Je me réveille à l'aube du jour, le soleil se faisant encore très timide et il fait un peu frais. Le feu s'est éteint dans la nuit du coup je frissonne, inutile d'essayer de se rendormir maintenant. Je prends un bref petit déjeuné et une fois ma casquette sur la tête je retourne faire un peu d'exploration, pour me réchauffer et faire de l'exercice en même temps je vais courir un peu. Le bord de la rivière est l'endroit où il est le plus facile de marcher, il y a des galets même si la végétation est toujours présente elle est moins dense qu'ailleurs. Je vais travailler mon endurance et en profiter pour voir si cette île est de petite taille ou pas. Je vais courir je verrais bien jusqu'où je peux aller, mais je dois veiller à rentrer avant la nuit, c'est important car dans le noir je ferais une proie facile.
De toute manière il me faut attendre quelques jours pour que ma stratégie fonctionne au mieux. Si le jaguar est blessé et qu'il a du mal à chasser par la même occasion, il sera affaiblit et ça sera un point positif pour moi. En plus j'arriverai beaucoup plus facilement à l'appâter, alors je vais juste faire de l'exercice en attendant ! Et au programme j'ai prévu de travailler mon endurance de manière intensive ainsi que ma musculation en prélevant des vivres pendant mes excursions. Je vais même essayer de développer des techniques de chasse, je pense surtout jouer de l'effet de surprise et de l'embuscade car m'aidera pour le jour où je vais devoir combattre réellement.

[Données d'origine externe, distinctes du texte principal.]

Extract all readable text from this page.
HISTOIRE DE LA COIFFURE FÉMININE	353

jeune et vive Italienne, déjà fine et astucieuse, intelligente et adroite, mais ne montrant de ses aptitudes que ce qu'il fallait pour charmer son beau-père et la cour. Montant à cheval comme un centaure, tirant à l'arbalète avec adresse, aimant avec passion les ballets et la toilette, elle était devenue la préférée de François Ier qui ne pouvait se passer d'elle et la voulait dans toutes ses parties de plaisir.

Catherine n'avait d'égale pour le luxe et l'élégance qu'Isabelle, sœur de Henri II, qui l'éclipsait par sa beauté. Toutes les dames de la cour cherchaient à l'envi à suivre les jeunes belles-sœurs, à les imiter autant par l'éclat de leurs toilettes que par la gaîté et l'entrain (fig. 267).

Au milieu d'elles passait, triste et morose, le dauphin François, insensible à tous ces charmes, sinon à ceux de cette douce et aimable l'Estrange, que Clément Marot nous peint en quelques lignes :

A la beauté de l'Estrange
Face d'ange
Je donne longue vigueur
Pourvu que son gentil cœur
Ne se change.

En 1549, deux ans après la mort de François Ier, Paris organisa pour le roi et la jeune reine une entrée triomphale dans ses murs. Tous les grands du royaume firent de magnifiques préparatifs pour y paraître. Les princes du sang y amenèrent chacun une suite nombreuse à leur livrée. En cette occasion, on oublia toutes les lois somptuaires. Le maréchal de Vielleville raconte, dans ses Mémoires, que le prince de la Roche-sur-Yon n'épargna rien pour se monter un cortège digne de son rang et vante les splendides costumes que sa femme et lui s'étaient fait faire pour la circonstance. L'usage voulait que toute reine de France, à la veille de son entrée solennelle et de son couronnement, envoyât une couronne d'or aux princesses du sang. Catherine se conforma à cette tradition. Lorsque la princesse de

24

C'est de cette manière que les jours défilent pour Cylia, ne lâchant jamais prise et en s'entraînant avec hargne et détermination. Elle finit même par réussir à comprendre quelques rudiments de la chasse. À présent elle sait se camoufler dans la jungle en masquant son odeur grâce à la boue et certains excrément et en surveillant le sens du vent, elle utilise la flore local pour se faire un camouflage et lorsqu'elle repère un lieux où des proies reviennent pour se nourrir elle se couche au sol usant d'un camouflage implacable et d'une grande patience pour qu'un animal passe à sa porter pour qu'elle puisse l'attraper et le tuer d'un coup bien placé au niveau de la gorge.
Elle connaît même certaines plantes qui peuvent provoquer des hallucinations au simple touché, elle en a déjà fait les frais. Elle a vu aussi certaines plantes qui ont causé la mort d'herbivore qui ont eu le malheur de les manger, et eux même ont tuer des charognards qui ont tenter de dévorer leur carcasse. Enfin le plus important, elle a repéré le territoire de son futur adversaire. Après une semaine d'entraînement intensif elle est fin prête.

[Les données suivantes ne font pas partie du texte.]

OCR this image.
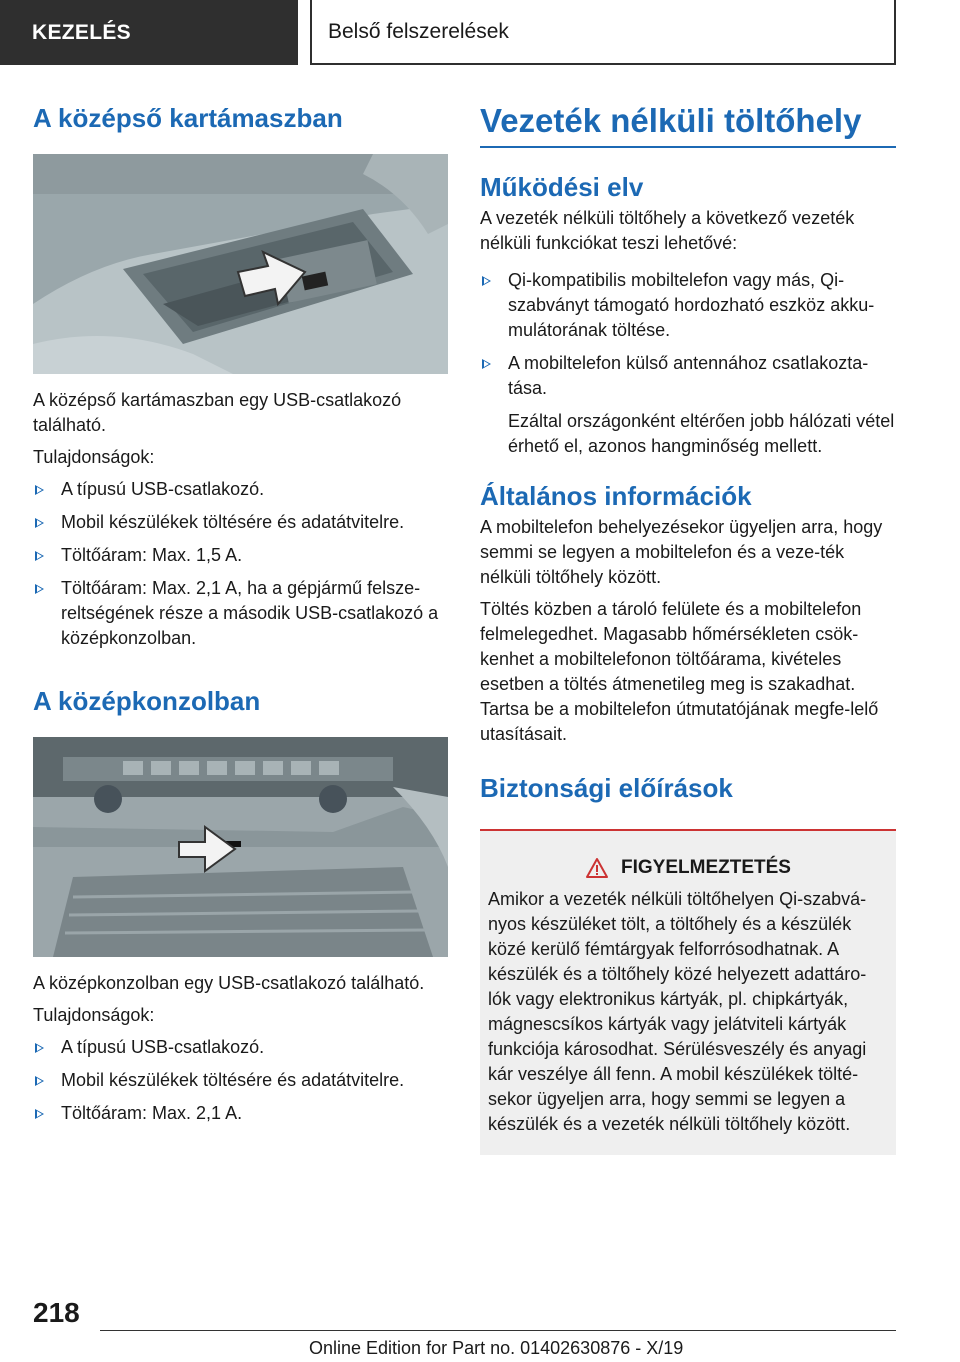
KEZELÉS	Belső felszerelések
A középső kartámaszban

A középső kartámaszban egy USB-csatlakozó található.

Tulajdonságok:

A típusú USB-csatlakozó.
Mobil készülékek töltésére és adatátvitelre.
Töltőáram: Max. 1,5 A.
Töltőáram: Max. 2,1 A, ha a gépjármű felsze-reltségének része a második USB-csatlakozó a középkonzolban.
A középkonzolban

A középkonzolban egy USB-csatlakozó található.

Tulajdonságok:

A típusú USB-csatlakozó.
Mobil készülékek töltésére és adatátvitelre.
Töltőáram: Max. 2,1 A.
Vezeték nélküli töltőhely
Működési elv

A vezeték nélküli töltőhely a következő vezeték nélküli funkciókat teszi lehetővé:

Qi-kompatibilis mobiltelefon vagy más, Qi-szabványt támogató hordozható eszköz akku-mulátorának töltése.
A mobiltelefon külső antennához csatlakozta-tása.

Ezáltal országonként eltérően jobb hálózati vétel érhető el, azonos hangminőség mellett.

Általános információk

A mobiltelefon behelyezésekor ügyeljen arra, hogy semmi se legyen a mobiltelefon és a veze-ték nélküli töltőhely között.

Töltés közben a tároló felülete és a mobiltelefon felmelegedhet. Magasabb hőmérsékleten csök-kenhet a mobiltelefonon töltőárama, kivételes esetben a töltés átmenetileg meg is szakadhat. Tartsa be a mobiltelefon útmutatójának megfe-lelő utasításait.

Biztonsági előírások
FIGYELMEZTETÉS

Amikor a vezeték nélküli töltőhelyen Qi-szabvá-nyos készüléket tölt, a töltőhely és a készülék közé kerülő fémtárgyak felforrósodhatnak. A készülék és a töltőhely közé helyezett adattáro-lók vagy elektronikus kártyák, pl. chipkártyák, mágnescsíkos kártyák vagy jelátviteli kártyák funkciója károsodhat. Sérülésveszély és anyagi kár veszélye áll fenn. A mobil készülékek tölté-sekor ügyeljen arra, hogy semmi se legyen a készülék és a vezeték nélküli töltőhely között.

218
Online Edition for Part no. 01402630876 - X/19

Bien ! Ça fait une semaine maintenant que j'ai eu mon altercation avec le prédateur qui a bien faillit me tuer. J'ai chassé une nouvelle proie pour servir d'appât afin d'attirer le Jaguar. J'ai laissé des traînés de sang pour l'attirer jusqu'à l'appât au bord du précipice et je me suis camouflé deux trois mètres plus loin, j'attends simplement qu'il vienne et je croise les doigts pour qu'il ne me remarque pas lorsqu'il sera là. Je risque d'avoir à attendre peut être longtemps, j'espère juste éviter de l'affronter la nuit ça ne serais pas à mon avantage. Je reste vigilante mais l'attente qui se fait très longue...
Les heures passent et passent... pas la moindre trace de mon jaguar.
La nuit tombe.
J'attends, les sens en éveilles :
je garde les yeux fermés car ils seraient repérables autrement
je ne bouge pas d'un millimètre malgré que des gênes commencent à se faire ressentir
je hume les odeurs à la recherche de quoi que se soit d'inhabituel
et surtout je tends une oreille très attentive.
Je parviens à vois se qui m'entoure grâce à l'analyse que je fais des très nombreux bruits environnant.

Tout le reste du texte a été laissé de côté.